In exactly two weeks, people in government offices, businesses and schools throughout Riverside County will stop everything for a minute to “drop, cover and hold on” during a statewide earthquake preparedness drill, now in its 10th year.

The Great California ShakeOut of 2018 is scheduled for 10:18 a.m. Oct. 18.

“While some areas of California are more likely to have earthquakes than others, all of California is at high risk,” according to a statement posted to “You could be anywhere when an earthquake strikes — at home, work, school, or even on vacation. The Great California ShakeOut is an annual opportunity to practice how to be safer during big earthquakes.”

Organizers said the exercise will provide an opportunity for workers in the public and private sectors, school children, families and others to practice simple steps to improve safety, as well as think about the financial implications and other consequences of a damaging quake.

The ShakeOut website indicated that, to date, 8.1 million Californians are slated to participate in the drill. Last year, the figure was closer to 9 million. Exercises began in 2008.

In Riverside County, 459,875 people have registered to participate so far.

Municipalities on the list include Canyon Lake, Corona, Eastvale, Indian Wells, Indio, Murrieta, Norco, Rancho Mirage, Riverside and Temecula.

A number of Riverside County agencies are also registered, including the Economic Development Agency, Department of Public Social Services, Department of Probation, the Sheriff’s Department and the Riverside University Health System.

UC Riverside, College of the Desert, Norco College and the Mt. San Jacinto Community College District will also join the drill.

Among K-12 schools, the Beaumont, Coachella Valley, Desert, Hemet, Lake Elsinore, Menifee, Murrieta Valley, Palm Springs, Perris, Riverside, San Jacinto and Temecula Valley unified school districts, along with several dozen other districts, private and charter schools, will have students and staff participating.

According to, the objective is to emphasize precautions during a 7.8-magnitude or larger quake along the southernmost portion of the San Andreas fault.

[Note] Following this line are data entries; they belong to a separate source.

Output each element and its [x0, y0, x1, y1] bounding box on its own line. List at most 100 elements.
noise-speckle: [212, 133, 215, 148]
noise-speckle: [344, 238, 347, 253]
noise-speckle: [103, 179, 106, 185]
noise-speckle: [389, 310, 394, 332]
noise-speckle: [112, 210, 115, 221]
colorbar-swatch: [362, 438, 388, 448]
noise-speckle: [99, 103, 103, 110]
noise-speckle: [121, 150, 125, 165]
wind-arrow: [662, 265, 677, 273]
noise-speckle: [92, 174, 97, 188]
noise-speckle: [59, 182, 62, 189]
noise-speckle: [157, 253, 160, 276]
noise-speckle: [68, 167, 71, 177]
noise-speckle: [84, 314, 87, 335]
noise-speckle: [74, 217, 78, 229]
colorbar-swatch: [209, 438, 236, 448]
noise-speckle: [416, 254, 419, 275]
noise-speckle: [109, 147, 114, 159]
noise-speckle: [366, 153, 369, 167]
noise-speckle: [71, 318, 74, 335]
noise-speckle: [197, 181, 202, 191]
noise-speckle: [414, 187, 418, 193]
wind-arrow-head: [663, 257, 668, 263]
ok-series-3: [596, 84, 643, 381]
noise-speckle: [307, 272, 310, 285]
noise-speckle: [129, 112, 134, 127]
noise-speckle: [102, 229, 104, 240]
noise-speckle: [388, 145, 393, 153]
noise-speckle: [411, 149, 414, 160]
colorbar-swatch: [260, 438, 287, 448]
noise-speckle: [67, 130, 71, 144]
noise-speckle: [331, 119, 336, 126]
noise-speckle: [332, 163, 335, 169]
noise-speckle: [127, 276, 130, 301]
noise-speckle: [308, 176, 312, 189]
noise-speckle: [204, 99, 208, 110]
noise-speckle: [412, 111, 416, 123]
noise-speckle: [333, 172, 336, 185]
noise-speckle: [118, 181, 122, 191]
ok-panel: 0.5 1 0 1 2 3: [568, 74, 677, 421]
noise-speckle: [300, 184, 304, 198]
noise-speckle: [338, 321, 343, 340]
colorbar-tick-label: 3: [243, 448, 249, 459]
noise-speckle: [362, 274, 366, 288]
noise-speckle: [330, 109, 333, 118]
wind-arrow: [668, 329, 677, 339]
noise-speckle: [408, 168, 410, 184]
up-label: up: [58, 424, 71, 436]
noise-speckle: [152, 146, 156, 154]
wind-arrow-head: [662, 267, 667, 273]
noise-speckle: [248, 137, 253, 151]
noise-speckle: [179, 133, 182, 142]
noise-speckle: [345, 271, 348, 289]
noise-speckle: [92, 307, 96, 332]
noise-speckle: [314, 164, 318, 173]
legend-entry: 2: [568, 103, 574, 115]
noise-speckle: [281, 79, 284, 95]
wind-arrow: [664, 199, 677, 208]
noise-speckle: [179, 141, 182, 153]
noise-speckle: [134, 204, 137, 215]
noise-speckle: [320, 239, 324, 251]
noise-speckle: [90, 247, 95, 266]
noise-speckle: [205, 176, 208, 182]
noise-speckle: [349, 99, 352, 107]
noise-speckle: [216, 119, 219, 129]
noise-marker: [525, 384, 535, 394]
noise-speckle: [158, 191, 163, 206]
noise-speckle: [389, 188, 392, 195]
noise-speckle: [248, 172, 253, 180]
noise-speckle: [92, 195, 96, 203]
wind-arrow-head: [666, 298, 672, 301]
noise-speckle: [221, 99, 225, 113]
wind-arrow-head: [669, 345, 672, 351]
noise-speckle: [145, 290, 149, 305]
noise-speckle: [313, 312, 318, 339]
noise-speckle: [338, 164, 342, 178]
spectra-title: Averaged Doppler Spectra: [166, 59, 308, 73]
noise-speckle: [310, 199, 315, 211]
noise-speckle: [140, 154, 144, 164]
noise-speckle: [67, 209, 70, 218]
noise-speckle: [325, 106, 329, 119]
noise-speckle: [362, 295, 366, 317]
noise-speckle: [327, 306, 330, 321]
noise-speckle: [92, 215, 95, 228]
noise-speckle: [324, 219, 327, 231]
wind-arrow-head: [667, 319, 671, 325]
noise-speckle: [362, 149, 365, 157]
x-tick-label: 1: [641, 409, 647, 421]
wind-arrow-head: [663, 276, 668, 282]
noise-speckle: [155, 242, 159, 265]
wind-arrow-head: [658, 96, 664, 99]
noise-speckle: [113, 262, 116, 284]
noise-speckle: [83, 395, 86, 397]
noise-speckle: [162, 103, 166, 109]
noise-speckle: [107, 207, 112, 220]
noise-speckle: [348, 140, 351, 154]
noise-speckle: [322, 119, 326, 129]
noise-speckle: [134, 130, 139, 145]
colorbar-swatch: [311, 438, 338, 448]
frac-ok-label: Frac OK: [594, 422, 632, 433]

Officials say that such a tectonic shift could produce waves of movement for hundreds of miles, over four minutes. According to the U.S. Geological Survey, some 2,000 people would die, tens of thousands would be injured and more than $200 billion in damage would result. The cataclysm would have 50 times the intensity of the Jan. 17, 1994, Northridge earthquake.

Hundreds of aftershocks would ensue — a few of them nearly as big as the original quake, according to the USGS.

Californians should be prepared to be self-sufficient for 72 hours following a major disaster. That includes having a first-aid kit, medications, food and enough water for each member of a household to drink one gallon per day, according to local and state officials.

Homeowners and renters should also know how to turn off the gas in their house or apartment in case of leaks.